By Quinton J. Hobson
Six years after the summer 2009 death of Michael Jackson sent the world into a frenzy, reclusive baby sister Janet Jackson is about ready to make a long-overdue musical comeback.
Her announcement comes after more than five years of downplaying rumors, reminding pressing fans that “I promised you’d hear it from my lips.”
Last Saturday, her 49th birthday, Jackson took to Twitter to publicly address her future in the music industry. The singer announced via video, in which only her soft, distinguished speaking voice can be heard – creatively displayed on a colorful mixing board – that both a new album and a new world tour are in the works, tagging it ambiguously #ConversationsInACafe.
For those in need of a reminder, Janet is the youngest member of the famous 10-sibling-wide Jackson family, best remembered for founding the career of the iconic Michael.
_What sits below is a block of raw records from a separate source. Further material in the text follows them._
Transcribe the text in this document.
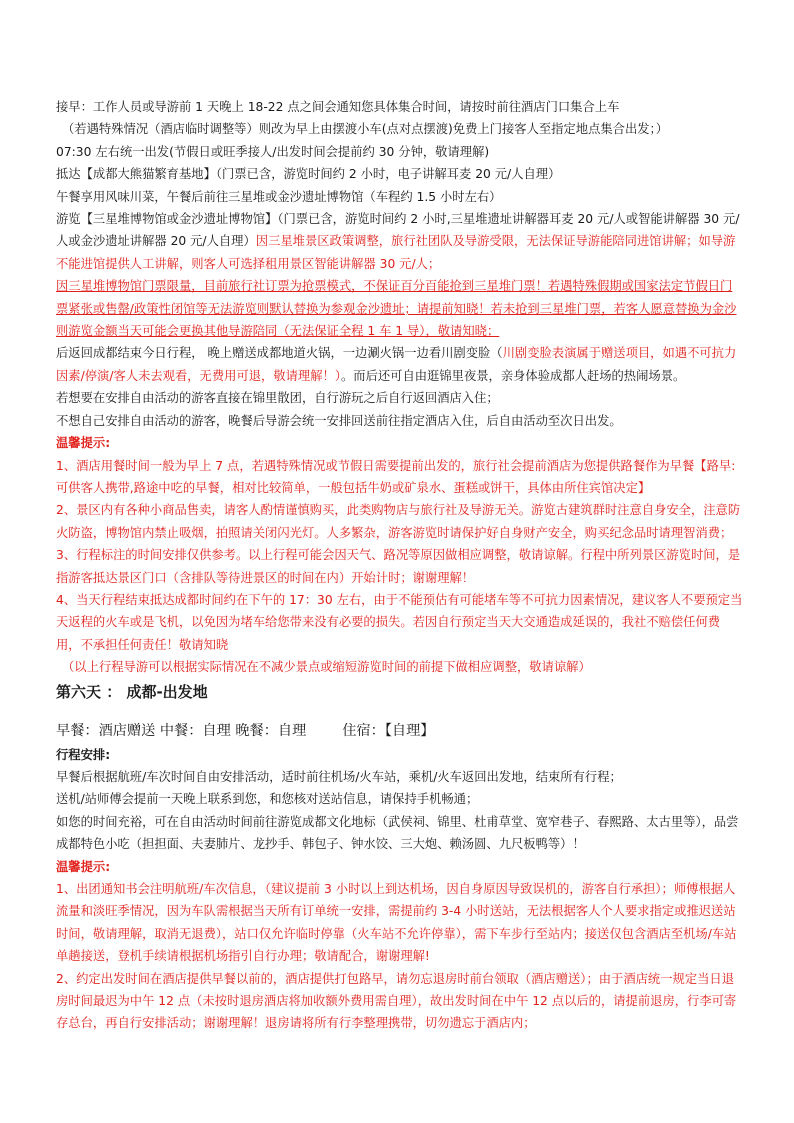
接早：工作人员或导游前 1 天晚上 18-22 点之间会通知您具体集合时间，请按时前往酒店门口集合上车

（若遇特殊情况（酒店临时调整等）则改为早上由摆渡小车(点对点摆渡)免费上门接客人至指定地点集合出发；）

07:30 左右统一出发(节假日或旺季接人/出发时间会提前约 30 分钟，敬请理解)

抵达【成都大熊猫繁育基地】（门票已含，游览时间约 2 小时，电子讲解耳麦 20 元/人自理）

午餐享用风味川菜，午餐后前往三星堆或金沙遗址博物馆（车程约 1.5 小时左右）

游览【三星堆博物馆或金沙遗址博物馆】（门票已含，游览时间约 2 小时,三星堆遗址讲解器耳麦 20 元/人或智能讲解器 30 元/人或金沙遗址讲解器 20 元/人自理）因三星堆景区政策调整，旅行社团队及导游受限，无法保证导游能陪同进馆讲解；如导游不能进馆提供人工讲解，则客人可选择租用景区智能讲解器 30 元/人；

因三星堆博物馆门票限量，目前旅行社订票为抢票模式，不保证百分百能抢到三星堆门票！若遇特殊假期或国家法定节假日门票紧张或售罄/政策性闭馆等无法游览则默认替换为参观金沙遗址；请提前知晓！若未抢到三星堆门票，若客人愿意替换为金沙则游览金额当天可能会更换其他导游陪同（无法保证全程 1 车 1 导），敬请知晓；

后返回成都结束今日行程， 晚上赠送成都地道火锅，一边涮火锅一边看川剧变脸（川剧变脸表演属于赠送项目，如遇不可抗力因素/停演/客人未去观看，无费用可退，敬请理解！）。而后还可自由逛锦里夜景，亲身体验成都人赶场的热闹场景。

若想要在安排自由活动的游客直接在锦里散团，自行游玩之后自行返回酒店入住；

不想自己安排自由活动的游客，晚餐后导游会统一安排回送前往指定酒店入住，后自由活动至次日出发。

温馨提示:

1、酒店用餐时间一般为早上 7 点，若遇特殊情况或节假日需要提前出发的，旅行社会提前酒店为您提供路餐作为早餐【路早:可供客人携带,路途中吃的早餐，相对比较简单，一般包括牛奶或矿泉水、蛋糕或饼干，具体由所住宾馆决定】

2、景区内有各种小商品售卖，请客人酌情谨慎购买，此类购物店与旅行社及导游无关。游览古建筑群时注意自身安全，注意防火防盗，博物馆内禁止吸烟，拍照请关闭闪光灯。人多繁杂，游客游览时请保护好自身财产安全，购买纪念品时请理智消费；

3、行程标注的时间安排仅供参考。以上行程可能会因天气、路况等原因做相应调整，敬请谅解。行程中所列景区游览时间，是指游客抵达景区门口（含排队等待进景区的时间在内）开始计时；谢谢理解！

4、当天行程结束抵达成都时间约在下午的 17：30 左右，由于不能预估有可能堵车等不可抗力因素情况，建议客人不要预定当天返程的火车或是飞机，以免因为堵车给您带来没有必要的损失。若因自行预定当天大交通造成延误的，我社不赔偿任何费用，不承担任何责任！敬请知晓

（以上行程导游可以根据实际情况在不减少景点或缩短游览时间的前提下做相应调整，敬请谅解）

第六天 ： 成都-出发地

早餐：酒店赠送 中餐：自理 晚餐：自理	住宿：【自理】

行程安排:

早餐后根据航班/车次时间自由安排活动，适时前往机场/火车站，乘机/火车返回出发地，结束所有行程；

送机/站师傅会提前一天晚上联系到您，和您核对送站信息，请保持手机畅通；

如您的时间充裕，可在自由活动时间前往游览成都文化地标（武侯祠、锦里、杜甫草堂、宽窄巷子、春熙路、太古里等），品尝成都特色小吃（担担面、夫妻肺片、龙抄手、韩包子、钟水饺、三大炮、赖汤圆、九尺板鸭等）！

温馨提示:

1、出团通知书会注明航班/车次信息，（建议提前 3 小时以上到达机场，因自身原因导致误机的，游客自行承担）；师傅根据人流量和淡旺季情况，因为车队需根据当天所有订单统一安排，需提前约 3-4 小时送站，无法根据客人个人要求指定或推迟送站时间，敬请理解，取消无退费），站口仅允许临时停靠（火车站不允许停靠），需下车步行至站内；接送仅包含酒店至机场/车站单趟接送，登机手续请根据机场指引自行办理；敬请配合，谢谢理解!

2、约定出发时间在酒店提供早餐以前的，酒店提供打包路早，请勿忘退房时前台领取（酒店赠送）；由于酒店统一规定当日退房时间最迟为中午 12 点（未按时退房酒店将加收额外费用需自理），故出发时间在中午 12 点以后的，请提前退房，行李可寄存总台，再自行安排活动；谢谢理解！退房请将所有行李整理携带，切勿遗忘于酒店内；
The saga of Janet’s career reads like that of a free-spirited rebellious teenager seeking independence.
Unlike her famous quintet of brothers The Jackson Five, alongside whom she sometimes performed when the group evolved into The Jacksons, Janet’s career in entertainment actually began as a young actress and dancer appearing on shows such as Good Times, Diff’rent Strokes and Fame after being forced by father Joe Jackson to abandon her dreams of becoming an equestrian, drummer or entertainment lawyer.
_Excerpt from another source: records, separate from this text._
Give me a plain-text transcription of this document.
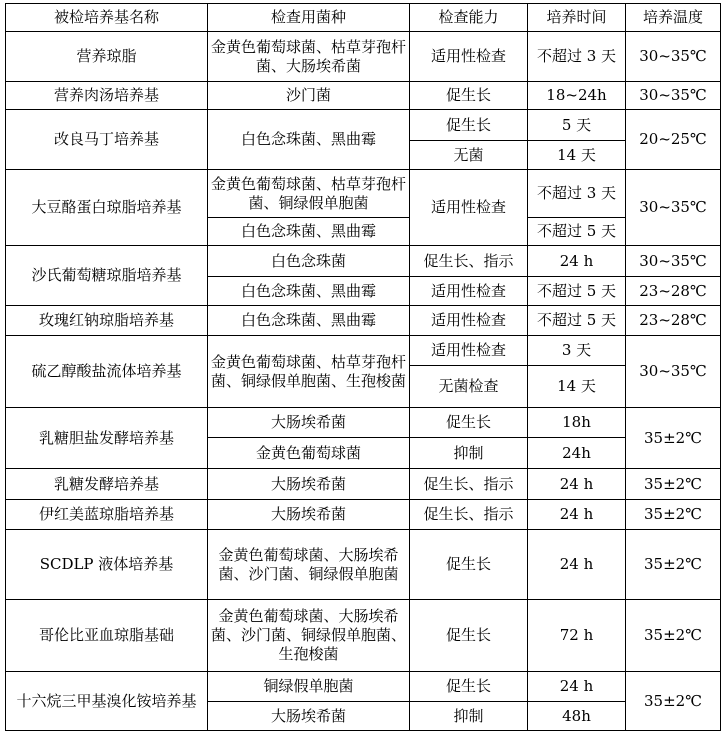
被检培养基名称	检查用菌种	检查能力	培养时间	培养温度
营养琼脂	金黄色葡萄球菌、枯草芽孢杆菌、大肠埃希菌	适用性检查	不超过 3 天	30~35℃
营养肉汤培养基	沙门菌	促生长	18~24h	30~35℃
改良马丁培养基	白色念珠菌、黑曲霉	促生长	5 天	20~25℃
		无菌	14 天	
大豆酪蛋白琼脂培养基	金黄色葡萄球菌、枯草芽孢杆菌、铜绿假单胞菌	适用性检查	不超过 3 天	30~35℃
	白色念珠菌、黑曲霉		不超过 5 天	
沙氏葡萄糖琼脂培养基	白色念珠菌	促生长、指示	24 h	30~35℃
	白色念珠菌、黑曲霉	适用性检查	不超过 5 天	23~28℃
玫瑰红钠琼脂培养基	白色念珠菌、黑曲霉	适用性检查	不超过 5 天	23~28℃
硫乙醇酸盐流体培养基	金黄色葡萄球菌、枯草芽孢杆菌、铜绿假单胞菌、生孢梭菌	适用性检查	3 天	30~35℃
		无菌检查	14 天	
乳糖胆盐发酵培养基	大肠埃希菌	促生长	18h	35±2℃
	金黄色葡萄球菌	抑制	24h	
乳糖发酵培养基	大肠埃希菌	促生长、指示	24 h	35±2℃
伊红美蓝琼脂培养基	大肠埃希菌	促生长、指示	24 h	35±2℃
SCDLP 液体培养基	金黄色葡萄球菌、大肠埃希菌、沙门菌、铜绿假单胞菌	促生长	24 h	35±2℃
哥伦比亚血琼脂基础	金黄色葡萄球菌、大肠埃希菌、沙门菌、铜绿假单胞菌、生孢梭菌	促生长	72 h	35±2℃
十六烷三甲基溴化铵培养基	铜绿假单胞菌	促生长	24 h	35±2℃
	大肠埃希菌	抑制	48h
Joe eventually pushed Janet to pursue a music career like her brothers.
Released to underwhelming success under her father’s strict management, her first two albums failed to make much of an impact on the charts. It was only after the singer finally terminated her business relationship with her father that she released her third album – appropriately titled Control- in 1986, and the rest is history.
Control spawned a string of megahits, among them the feminist anthem What Have You Done for Me Lately – aimed at ex-husband James DeBarge – a pattern that would repeat itself with the majority of her albums.
In addition to emerging as a direct competitor to big brother Michael, from whom she was determined to distinguish herself as an artist – comparisons were inevitable – Jackson’s prominence also challenged the likes of pop queens Whitney Houston, Mariah Carey, Celine Dion and Madonna simultaneously.
Although critics were quick to note that Jackson didn’t necessarily have the platinum pipes of Houston, Carey and Dion, she one-upped them all as a performer with her dancing prowess, honed to perfection by her then-choreographer, Paula Abdul of American Idol fame.
To-date, Jackson is the only member of her extensive musical family whose career comes remotely close to rivalling that of the King of Pop himself, while several modern-day female singers cite her as an influence, Rihanna and Jennifer Lopez among them.
Still very green, details pertaining to the singer’s upcoming eleventh studio album remain sparse.
An official name has yet to be confirmed, although it is widely speculated to be something along the lines of Conversations in a Café. Jackson has not released a full-length studio album since 2008’s Discipline, which preceded Michael’s untimely death by little more than a year.
One would think the passing of such a famous family member would have been more than an ideal opportunity for any artist to release an album immediately and capitalize on its bountiful press but Janet decided to rise above that, having chosen to take the high road, get married, limit public appearances and tour discretely in the meantime.